Se refería a las tierras del rico granjero.
En ese momento apareció por la izquierda un carro cargado de muebles y ropa de cama. Tres niños espiaron por debajo de la ropa y les saludaron con la mano. Tonneman y el alguacil devolvieron el saludo tanto a los pequeños como al matrimonio que conducía el carro.
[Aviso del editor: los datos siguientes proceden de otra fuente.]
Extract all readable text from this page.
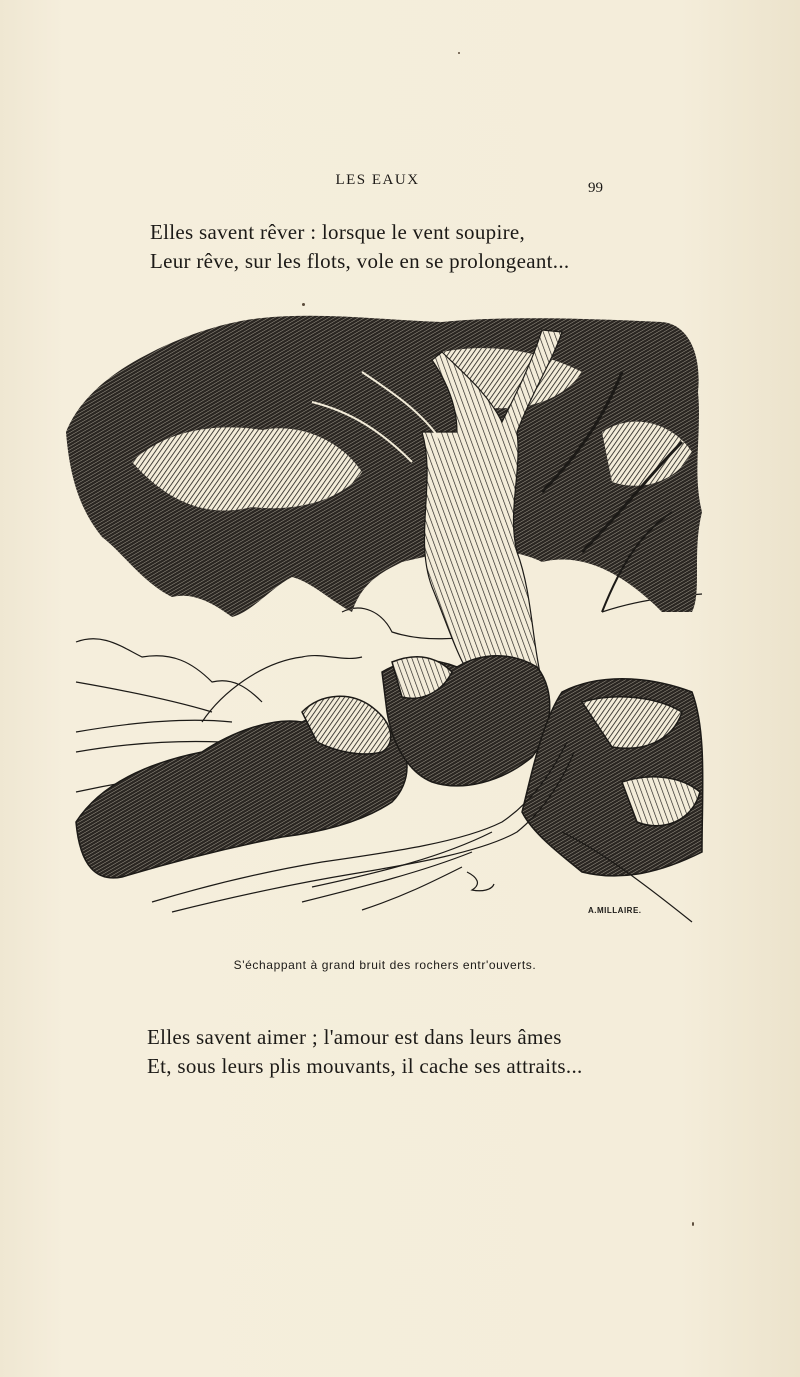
LES EAUX	99
Elles savent rêver : lorsque le vent soupire,
Leur rêve, sur les flots, vole en se prolongeant...
A.MILLAIRE.
S'échappant à grand bruit des rochers entr'ouverts.
Elles savent aimer ; l'amour est dans leurs âmes
Et, sous leurs plis mouvants, il cache ses attraits...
Tonneman aprovechó la ocasión para sacar la botella. Al consultar el reloj de bolsillo, no pudo evitar pensar en Abigail. Se esforzó por borrarla del pensamiento. Hacía ya una hora que cabalgaban. Tras tomar un trago, tendió la botella a Goldsmith.
– Primero el pastel, señor. Nunca bebo con el estómago vacío.
El alguacil le ofreció un pastel de miel. Tonneman le pasó la botella. Siguieron así hasta que los pasteles se terminaron.
– Doctor Tonneman, ¿a qué hora tiene previsto regresar?
– Dependerá de con quién hablemos y lo que nos cuenten. Sospecho que aproximadamente al atardecer.
– Entonces suponía bien.
– ¿Ocurre algo?
– Sí. Yo no soy hombre religioso, pero mi suegra… Regresar al atardecer significa romper el Sabbath. -Tonneman hizo una mueca de incomprensión-. Para los judíos, el Sabbath cae en sábado.
Tonneman asintió con la cabeza, aunque seguía sin comprender, y tendió el brazo para alcanzar las alforjas.
– Tengo chocolate y pan, pero si los saco ahora, nos acabaremos esta maldita botella y nunca llegaremos a Kingsbridge.
Guardó la botella.
– Tiene usted razón, señor. Los comeremos en el camino de vuelta, junto con el queso y las manzanas que he traído. Estamos a más de medio camino de Kingsbridge.
Tatareando la melodía de una canción que Abigail le había enseñado una vez, Tonneman ordenó a Chaucer que se pusiera en marcha.
El camino que recorrían estaba lleno de nieve, aunque en bastante buen estado. Cabalgaron lentamente por temor a los lodazales que la nieve pudiera ocultar.
Avanzaron de este modo hasta llegar a las afueras de Kingsbridge.
– Existe un atajo -anunció el alguacil al tiempo que se desviaba hacia un campo cubierto de nieve virgen-. Nos ahorraremos casi un kilómetro.
Su compañero lo siguió.
A pesar de las precauciones que habían tomado antes, ni Goldsmith ni Rifka se percataron de la primera zanja hasta que se hallaron ante ella; por fortuna el alguacil, que era un jinete experto, logró evitarla.
– Debería haberme acordado -dijo señalando con el dedo a la derecha e izquierda-. Ve, está lleno de trincheras. Las han cavado por temor a un eventual ataque de los soldados del rey.
Tonneman se llevó la mano a los ojos para protegerlos del reverbero de la nieve. Distinguió un cañón y centinelas detrás de las trincheras.
– ¿Cómo es posible que haya centinelas y un cañón en Kingsbridge?
– Todavía nadie ha muerto en Kingsbridge, como ocurrió en Lexington, Concord y Bunker Hill. Pero puede suceder. Y la gente está dispuesta a morir por la causa.
– Basta de política.
Por fortuna en algunos trechos no había trincheras. Avanzaron en silencio hasta que Tonneman señaló con el dedo una casa de piedra de dos plantas.